NOMADLAND

NOMADLAND
América do Norte
Estados UnidosEstados Unidos
Who

Por Luis García Orso *

No meio de uma paisagem gelada e cinzenta, Fern é uma mulher na casa dos 60 anos, sem família, sem casa, sem lugar. Seu marido trabalhava para uma empresa de mineração em uma pequena cidade em Nevada; quando ele morreu, ela decidiu ficar lá. Com a crise econômica de 2008, a empresa fechou, as pessoas foram embora e a cidade desapareceu. Mas Fern, ela não desiste; agora ele vive e se muda em uma van e está aceitando empregos temporários. O último foi em um grande armazém de embalagens da Amazon.

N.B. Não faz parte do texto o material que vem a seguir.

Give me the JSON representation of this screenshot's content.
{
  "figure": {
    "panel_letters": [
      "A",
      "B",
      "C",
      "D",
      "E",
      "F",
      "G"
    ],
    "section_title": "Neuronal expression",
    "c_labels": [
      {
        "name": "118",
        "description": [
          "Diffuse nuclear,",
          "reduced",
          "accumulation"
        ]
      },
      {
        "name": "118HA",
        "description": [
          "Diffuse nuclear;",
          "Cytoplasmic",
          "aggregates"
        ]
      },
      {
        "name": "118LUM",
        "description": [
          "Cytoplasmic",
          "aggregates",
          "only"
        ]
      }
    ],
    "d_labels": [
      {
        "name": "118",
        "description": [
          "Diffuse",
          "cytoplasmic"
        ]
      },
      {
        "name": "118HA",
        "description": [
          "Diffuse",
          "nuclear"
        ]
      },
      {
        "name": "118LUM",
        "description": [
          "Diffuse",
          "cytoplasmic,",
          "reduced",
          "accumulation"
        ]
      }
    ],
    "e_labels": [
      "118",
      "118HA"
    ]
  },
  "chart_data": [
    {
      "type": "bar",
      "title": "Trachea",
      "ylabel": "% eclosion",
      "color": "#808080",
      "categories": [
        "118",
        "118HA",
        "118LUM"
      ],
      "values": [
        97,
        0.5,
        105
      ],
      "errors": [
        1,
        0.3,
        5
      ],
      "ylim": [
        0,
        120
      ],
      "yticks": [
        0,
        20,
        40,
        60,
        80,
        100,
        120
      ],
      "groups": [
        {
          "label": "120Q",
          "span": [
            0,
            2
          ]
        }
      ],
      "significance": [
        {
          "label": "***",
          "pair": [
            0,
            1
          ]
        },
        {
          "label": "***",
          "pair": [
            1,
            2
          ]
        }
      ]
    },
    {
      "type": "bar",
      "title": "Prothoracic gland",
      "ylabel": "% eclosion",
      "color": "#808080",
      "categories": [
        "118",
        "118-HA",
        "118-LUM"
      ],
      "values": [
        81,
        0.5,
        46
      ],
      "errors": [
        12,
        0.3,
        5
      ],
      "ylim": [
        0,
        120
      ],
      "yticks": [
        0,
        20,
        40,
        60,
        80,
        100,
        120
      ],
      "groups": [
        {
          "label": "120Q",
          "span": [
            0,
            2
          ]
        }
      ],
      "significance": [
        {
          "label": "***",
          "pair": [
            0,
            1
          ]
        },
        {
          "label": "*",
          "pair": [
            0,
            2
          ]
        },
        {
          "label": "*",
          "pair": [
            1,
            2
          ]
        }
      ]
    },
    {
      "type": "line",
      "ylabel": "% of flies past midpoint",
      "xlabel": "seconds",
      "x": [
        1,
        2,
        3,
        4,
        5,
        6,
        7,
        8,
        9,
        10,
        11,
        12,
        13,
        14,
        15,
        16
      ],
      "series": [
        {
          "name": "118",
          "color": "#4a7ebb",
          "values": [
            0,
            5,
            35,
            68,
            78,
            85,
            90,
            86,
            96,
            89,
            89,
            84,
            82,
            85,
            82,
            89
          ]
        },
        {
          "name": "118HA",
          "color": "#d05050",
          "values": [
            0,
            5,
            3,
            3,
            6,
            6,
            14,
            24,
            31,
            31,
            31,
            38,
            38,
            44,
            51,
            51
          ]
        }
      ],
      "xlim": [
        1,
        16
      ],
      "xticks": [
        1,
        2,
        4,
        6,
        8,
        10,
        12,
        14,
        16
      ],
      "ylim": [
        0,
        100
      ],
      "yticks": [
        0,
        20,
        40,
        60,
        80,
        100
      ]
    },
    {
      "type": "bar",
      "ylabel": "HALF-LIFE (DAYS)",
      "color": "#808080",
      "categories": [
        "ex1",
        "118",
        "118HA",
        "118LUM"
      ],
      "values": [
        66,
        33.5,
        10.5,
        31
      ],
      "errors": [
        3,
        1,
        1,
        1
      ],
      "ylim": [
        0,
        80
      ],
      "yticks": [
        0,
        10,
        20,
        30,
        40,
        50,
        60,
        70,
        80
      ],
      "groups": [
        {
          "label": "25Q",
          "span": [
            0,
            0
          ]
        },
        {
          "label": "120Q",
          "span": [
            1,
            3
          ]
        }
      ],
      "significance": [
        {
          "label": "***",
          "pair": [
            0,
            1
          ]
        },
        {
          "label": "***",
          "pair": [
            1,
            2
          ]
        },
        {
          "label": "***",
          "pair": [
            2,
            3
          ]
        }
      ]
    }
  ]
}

Uma amiga recomenda a Fern que conheça um grupo de aposentados que viajam em caravanas e moram apenas com o necessário e como empregados temporários. Uma comunidade de caminhantes, de peregrinos, que se reúnem periodicamente no deserto do Arizona. Fern vai lá conhecê-los. Então o filme está ligado ao documentário, porque essa comunidade existe; seu líder, Bob Wells, e pessoas reais também se tornam protagonistas no filme, especialmente Linda e Swankie. Assim, a história e a jornada de Fern continuam, e nós com ela, e a ficção se entrelaça com a realidade. Nomadland : uma terra de nômades, de párias do sistema, de sobreviventes, de pessoas que continuam apesar de tudo, porque acreditam na vida mesmo que o império norte-americano não acredite mais nelas.

Uma história na estrada, na van, de pessoas que perderam quase tudo, mas seguem em frente; porque o que a vida traz é mais importante do que atingir a meta, e os encontros com cada pessoa são mais valiosos do que as coisas; e não há lugar fixo, exceto aquele que existe no coração. A viagem de Fern não pode ser entendida sem aquela paisagem aberta e solitária que a envolve com o frio, as estrelas, o fogo, o deserto, as montanhas, a neve. E as memórias que ela guarda: as fotos antigas, a imagem indelével de seu marido, a aliança de casamento, os pratos que seu pai lhe deu, a música com Nat King Cole, o poema que o menino recita sozinho, o horizonte sem limites atrás de seu antigo lar. "Casa não é apenas uma palavra ou um lugar, mas o que você carrega dentro de você." Além do desenraizamento físico, a dignidade e a esperança animam a vida.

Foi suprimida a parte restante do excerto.